My favorite Hebrew word is melafefon. It means cucumber. An exotic-sounding, complicated, delicious mouthful of a word for such a plain and greenly simple vegetable. I try to say it as often as I can when I’m in Israel – my kids love cucumbers, so that helps. Where are the melafefonim? at the supermarket. Do you have melafefonim? at the restaurant. And today, we were supposed to pick melafefonim at the fields near Rehovot.
But there are no bomb shelters in open fields. No protected rooms, or walls to crouch against. The best you can do is lie down flat and cover your head with your hands. That way if the shrapnel falls it’ll hurt your hands and not your head.
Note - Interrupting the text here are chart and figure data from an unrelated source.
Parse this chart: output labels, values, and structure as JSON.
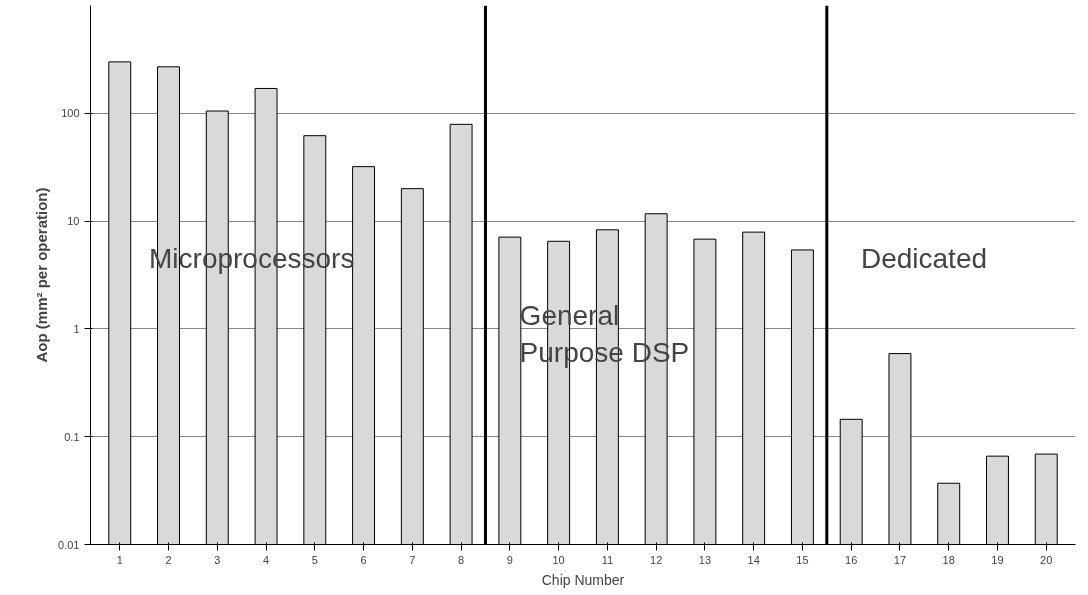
{
  "chart_data": {
    "type": "bar",
    "xlabel": "Chip Number",
    "ylabel": "Aop (mm² per operation)",
    "x": [
      1,
      2,
      3,
      4,
      5,
      6,
      7,
      8,
      9,
      10,
      11,
      12,
      13,
      14,
      15,
      16,
      17,
      18,
      19,
      20
    ],
    "values": [
      300,
      270,
      105,
      170,
      62,
      32,
      20,
      79,
      7.1,
      6.5,
      8.3,
      11.7,
      6.8,
      7.9,
      5.4,
      0.145,
      0.59,
      0.037,
      0.066,
      0.069
    ],
    "color": "#d9d9d9",
    "log": true,
    "ylim": [
      0.01,
      1000
    ],
    "yticks": [
      0.01,
      0.1,
      1,
      10,
      100
    ],
    "xlim": [
      0.4,
      20.6
    ],
    "xticks": [
      1,
      2,
      3,
      4,
      5,
      6,
      7,
      8,
      9,
      10,
      11,
      12,
      13,
      14,
      15,
      16,
      17,
      18,
      19,
      20
    ],
    "grid": "y",
    "ref_lines": [
      {
        "axis": "x",
        "value": 8.5,
        "color": "#000000"
      },
      {
        "axis": "x",
        "value": 15.5,
        "color": "#000000"
      }
    ],
    "annotations": [
      "Microprocessors",
      "General\nPurpose DSP",
      "Dedicated"
    ]
  }
}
Too risky. So we didn’t go.
Actually, I’m not sure if it was cucumbers we were going to pick. Perhaps it was bright tomatoes. Or green peas. Or plumply purple eggplants. We were going to pick vegetables in the hot Israeli sun as part of my son’s bar mitzvah. To give back. To do a mitzvah. We wanted to be outside, together, kids and grown-ups, littles and bigs, and harvest x number of pounds of veggies to be distributed to families in need in Israel.
But I couldn’t do it.
And I’ve been doing it all: camel riding in the desert, kayaking on the Jordan, the markets in Jaffa and Jerusalem. Not knowing if the sirens would wail in Tel Aviv or further north. They are relentless in the south. Some mornings have found us in the bomb shelter in various states of dress (or undress), and some have been eerily quiet – or maybe we just don’t hear the sirens when we’re in the sea. A week has become 20 days and 43 fallen soldiers. Terrifying cries of anti-Semitism and the most blatant anti-Israel rhetoric I thought I’d never read or watch from countries I feel scared to call home.
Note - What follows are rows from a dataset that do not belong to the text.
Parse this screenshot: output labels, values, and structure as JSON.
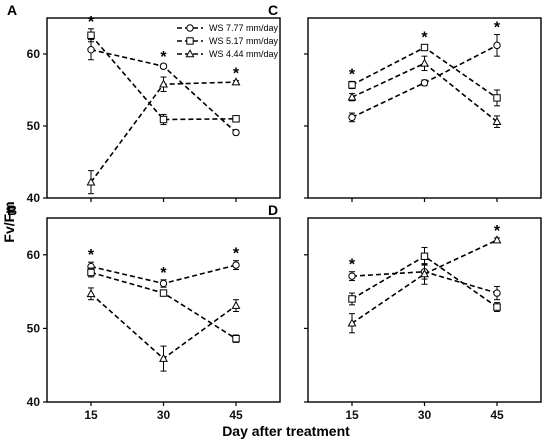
{
  "figure": {
    "ylabel": "Fv/Fm",
    "xlabel": "Day after treatment"
  },
  "legend": [
    {
      "label": "WS 7.77 mm/day",
      "marker": "circle"
    },
    {
      "label": "WS 5.17 mm/day",
      "marker": "square"
    },
    {
      "label": "WS 4.44 mm/day",
      "marker": "triangle"
    }
  ],
  "star": "*",
  "chart_data": [
    {
      "panel": "A",
      "type": "line",
      "x": [
        15,
        30,
        45
      ],
      "ylim": [
        40,
        65
      ],
      "yticks": [
        40,
        50,
        60
      ],
      "series": [
        {
          "name": "WS 7.77 mm/day",
          "marker": "circle",
          "values": [
            60.6,
            58.3,
            49.1
          ],
          "err": [
            1.4,
            0.3,
            0.3
          ]
        },
        {
          "name": "WS 5.17 mm/day",
          "marker": "square",
          "values": [
            62.6,
            50.9,
            51.0
          ],
          "err": [
            0.9,
            0.7,
            0.2
          ]
        },
        {
          "name": "WS 4.44 mm/day",
          "marker": "triangle",
          "values": [
            42.2,
            55.8,
            56.1
          ],
          "err": [
            1.6,
            1.0,
            0.2
          ]
        }
      ],
      "significant": [
        true,
        true,
        true
      ]
    },
    {
      "panel": "B",
      "type": "line",
      "x": [
        15,
        30,
        45
      ],
      "ylim": [
        40,
        65
      ],
      "yticks": [
        40,
        50,
        60
      ],
      "series": [
        {
          "name": "WS 7.77 mm/day",
          "marker": "circle",
          "values": [
            58.4,
            56.1,
            58.6
          ],
          "err": [
            0.6,
            0.5,
            0.6
          ]
        },
        {
          "name": "WS 5.17 mm/day",
          "marker": "square",
          "values": [
            57.6,
            54.8,
            48.6
          ],
          "err": [
            0.6,
            0.3,
            0.5
          ]
        },
        {
          "name": "WS 4.44 mm/day",
          "marker": "triangle",
          "values": [
            54.7,
            45.9,
            53.1
          ],
          "err": [
            0.8,
            1.7,
            0.8
          ]
        }
      ],
      "significant": [
        true,
        true,
        true
      ]
    },
    {
      "panel": "C",
      "type": "line",
      "x": [
        15,
        30,
        45
      ],
      "ylim": [
        40,
        65
      ],
      "yticks": [
        40,
        50,
        60
      ],
      "series": [
        {
          "name": "WS 7.77 mm/day",
          "marker": "circle",
          "values": [
            51.2,
            56.0,
            61.2
          ],
          "err": [
            0.6,
            0.4,
            1.5
          ]
        },
        {
          "name": "WS 5.17 mm/day",
          "marker": "square",
          "values": [
            55.7,
            60.9,
            53.9
          ],
          "err": [
            0.5,
            0.4,
            1.1
          ]
        },
        {
          "name": "WS 4.44 mm/day",
          "marker": "triangle",
          "values": [
            54.0,
            58.7,
            50.6
          ],
          "err": [
            0.5,
            1.0,
            0.8
          ]
        }
      ],
      "significant": [
        true,
        true,
        true
      ]
    },
    {
      "panel": "D",
      "type": "line",
      "x": [
        15,
        30,
        45
      ],
      "ylim": [
        40,
        65
      ],
      "yticks": [
        40,
        50,
        60
      ],
      "series": [
        {
          "name": "WS 7.77 mm/day",
          "marker": "circle",
          "values": [
            57.1,
            57.7,
            54.8
          ],
          "err": [
            0.6,
            1.0,
            0.9
          ]
        },
        {
          "name": "WS 5.17 mm/day",
          "marker": "square",
          "values": [
            54.0,
            59.8,
            52.9
          ],
          "err": [
            0.8,
            1.2,
            0.6
          ]
        },
        {
          "name": "WS 4.44 mm/day",
          "marker": "triangle",
          "values": [
            50.7,
            57.4,
            62.0
          ],
          "err": [
            1.3,
            1.4,
            0.3
          ]
        }
      ],
      "significant": [
        true,
        false,
        true
      ]
    }
  ]
}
I’ve seen the smoke trail from Iron Dome interceptions, heard the booms as rockets hit the ground, cried for the beautifully brave soldiers we’ve lost. I’ve dragged my children to the beach – where there are no shelters, and even when they’ve had enough sun and sand, because there are too many children stuck all day in bomb shelters in areas near Gaza, where the rockets fly too frequently and the risks are not just possible, they are likely.
I’ve learnt Hebrew words I didn’t even know existed: azakah (alert), mamad (protected room), Kipat Barzel (Iron Dome).
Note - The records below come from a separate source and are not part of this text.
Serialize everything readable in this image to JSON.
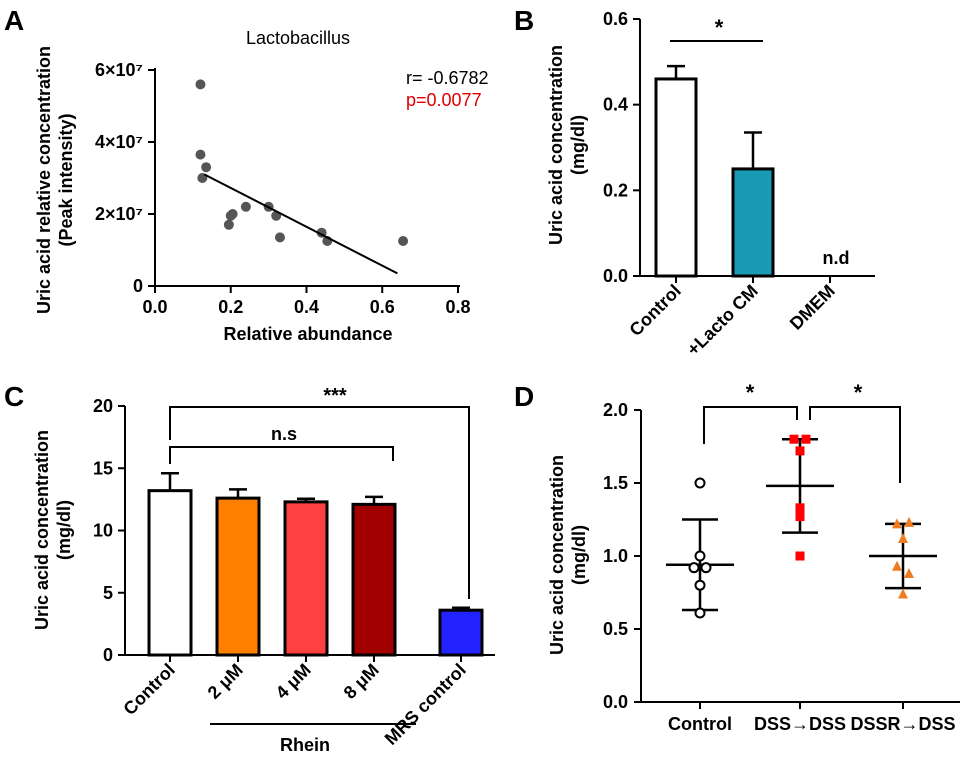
{
  "colors": {
    "control": "#ffffff",
    "lacto_cm": "#1a9bb5",
    "rhein_2": "#ff8000",
    "rhein_4": "#ff4040",
    "rhein_8": "#a00000",
    "mrs": "#2323ff",
    "pvalue": "#e00000",
    "scatter_point": "#555555",
    "square": "#ff0000",
    "triangle": "#f07b1e"
  },
  "chart_data": [
    {
      "id": "A",
      "panel_letter": "A",
      "type": "scatter",
      "title": "Lactobacillus",
      "xlabel": "Relative abundance",
      "ylabel": [
        "Uric acid relative concentration",
        "(Peak intensity)"
      ],
      "xlim": [
        0.0,
        0.8
      ],
      "ylim": [
        0,
        60000000
      ],
      "x_ticks": [
        "0.0",
        "0.2",
        "0.4",
        "0.6",
        "0.8"
      ],
      "y_ticks": [
        {
          "value": 0,
          "label": "0"
        },
        {
          "value": 20000000,
          "label": "2×10⁷"
        },
        {
          "value": 40000000,
          "label": "4×10⁷"
        },
        {
          "value": 60000000,
          "label": "6×10⁷"
        }
      ],
      "points": [
        [
          0.12,
          56000000
        ],
        [
          0.12,
          36500000
        ],
        [
          0.125,
          30000000
        ],
        [
          0.135,
          33000000
        ],
        [
          0.195,
          17000000
        ],
        [
          0.2,
          19500000
        ],
        [
          0.205,
          20000000
        ],
        [
          0.24,
          22000000
        ],
        [
          0.3,
          22000000
        ],
        [
          0.32,
          19500000
        ],
        [
          0.33,
          13500000
        ],
        [
          0.44,
          14800000
        ],
        [
          0.455,
          12500000
        ],
        [
          0.655,
          12500000
        ]
      ],
      "fit_line": [
        [
          0.13,
          31000000
        ],
        [
          0.64,
          3500000
        ]
      ],
      "stats": {
        "r": "r= -0.6782",
        "p": "p=0.0077"
      }
    },
    {
      "id": "B",
      "panel_letter": "B",
      "type": "bar",
      "ylabel": [
        "Uric acid concentration",
        "(mg/dl)"
      ],
      "ylim": [
        0,
        0.6
      ],
      "y_ticks": [
        "0.0",
        "0.2",
        "0.4",
        "0.6"
      ],
      "categories": [
        "Control",
        "+Lacto CM",
        "DMEM"
      ],
      "values": [
        0.46,
        0.25,
        null
      ],
      "errors": [
        0.03,
        0.085,
        null
      ],
      "colors": [
        "control",
        "lacto_cm",
        "control"
      ],
      "annotations": [
        {
          "type": "bracket",
          "from": 0,
          "to": 1,
          "label": "*"
        },
        {
          "type": "text",
          "at": 2,
          "label": "n.d"
        }
      ]
    },
    {
      "id": "C",
      "panel_letter": "C",
      "type": "bar",
      "ylabel": [
        "Uric acid concentration",
        "(mg/dl)"
      ],
      "ylim": [
        0,
        20
      ],
      "y_ticks": [
        "0",
        "5",
        "10",
        "15",
        "20"
      ],
      "categories": [
        "Control",
        "2 μM",
        "4 μM",
        "8 μM",
        "MRS control"
      ],
      "values": [
        13.2,
        12.6,
        12.3,
        12.1,
        3.6
      ],
      "errors": [
        1.4,
        0.7,
        0.25,
        0.6,
        0.2
      ],
      "colors": [
        "control",
        "rhein_2",
        "rhein_4",
        "rhein_8",
        "mrs"
      ],
      "group_label": "Rhein",
      "annotations": [
        {
          "type": "bracket",
          "from": 0,
          "to": 4,
          "label": "***"
        },
        {
          "type": "bracket",
          "from": 0,
          "to": 3,
          "label": "n.s"
        }
      ]
    },
    {
      "id": "D",
      "panel_letter": "D",
      "type": "scatter",
      "ylabel": [
        "Uric acid concentration",
        "(mg/dl)"
      ],
      "ylim": [
        0,
        2.0
      ],
      "y_ticks": [
        "0.0",
        "0.5",
        "1.0",
        "1.5",
        "2.0"
      ],
      "categories": [
        "Control",
        "DSS→DSS",
        "DSSR→DSS"
      ],
      "groups": [
        {
          "marker": "circle",
          "mean": 0.94,
          "sd": 0.31,
          "points": [
            [
              0,
              1.5
            ],
            [
              0,
              1.0
            ],
            [
              -0.1,
              0.92
            ],
            [
              0.1,
              0.92
            ],
            [
              0,
              0.8
            ],
            [
              0,
              0.61
            ]
          ]
        },
        {
          "marker": "square",
          "mean": 1.48,
          "sd": 0.32,
          "points": [
            [
              -0.1,
              1.8
            ],
            [
              0.1,
              1.8
            ],
            [
              0,
              1.72
            ],
            [
              0,
              1.33
            ],
            [
              0,
              1.27
            ],
            [
              0,
              1.0
            ]
          ]
        },
        {
          "marker": "triangle",
          "mean": 1.0,
          "sd": 0.22,
          "points": [
            [
              -0.1,
              1.22
            ],
            [
              0.1,
              1.23
            ],
            [
              0,
              1.12
            ],
            [
              -0.1,
              0.93
            ],
            [
              0.1,
              0.88
            ],
            [
              0,
              0.74
            ]
          ]
        }
      ],
      "annotations": [
        {
          "type": "bracket",
          "from": 0,
          "to": 1,
          "label": "*"
        },
        {
          "type": "bracket",
          "from": 1,
          "to": 2,
          "label": "*"
        }
      ]
    }
  ]
}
I’ve noticed a change – subtle but definite – in the very air around me. On the beach. In the restaurants. Walking outside. The usually noisy, argumentative, full-of-life-and-love Israelis are quiet, preoccupied. Their smiles are tense and their eyes are sad. But determined. They are resolute. Strong.
I’ve been hanging on to that strength. That resolve. So happy to be here – any time and with anyone, but especially now and with my children. I’ve been determined to show them the country I love, no matter what. Determined to celebrate my son’s bar mitzvah mostly the way we imagined. I’ve been hugged in an aura of love and appreciation and even slight bewilderment by Israeli family and friends who can’t believe we’re still here, but are so delighted we are. As if we’d be anywhere else.
I’ve been determined that nothing will stop us. Life continues. This is how it is here. We will celebrate, and be together, and pick cucumbers.
But I couldn’t do it.
I couldn’t ask 23 people to meet us in an open field, with no shelter nearby. I couldn’t take my own four children into a situation so obviously unsafe, where the best they could do if they heard a siren would be to lie on the earth with their hands on their heads. And pray.
I couldn’t do it, and I felt worn down. Beaten. That tenacious determination slowly draining ounce by painful ounce out of my fingertips, my mouth, my heart as I canceled our field trip with a sigh of resignation, deep disappointment, sadness. This is how it is.
“What are we doing today, Mom?” they chirped in anticipation. Big eyes, bright voices, adventurous spirits.
I lifted my chin. Took a breath. Inflated my heart.
We did not go to the fields today – but I am determined, before we return to California in August, to pick melafefonim. With my children. In Israel.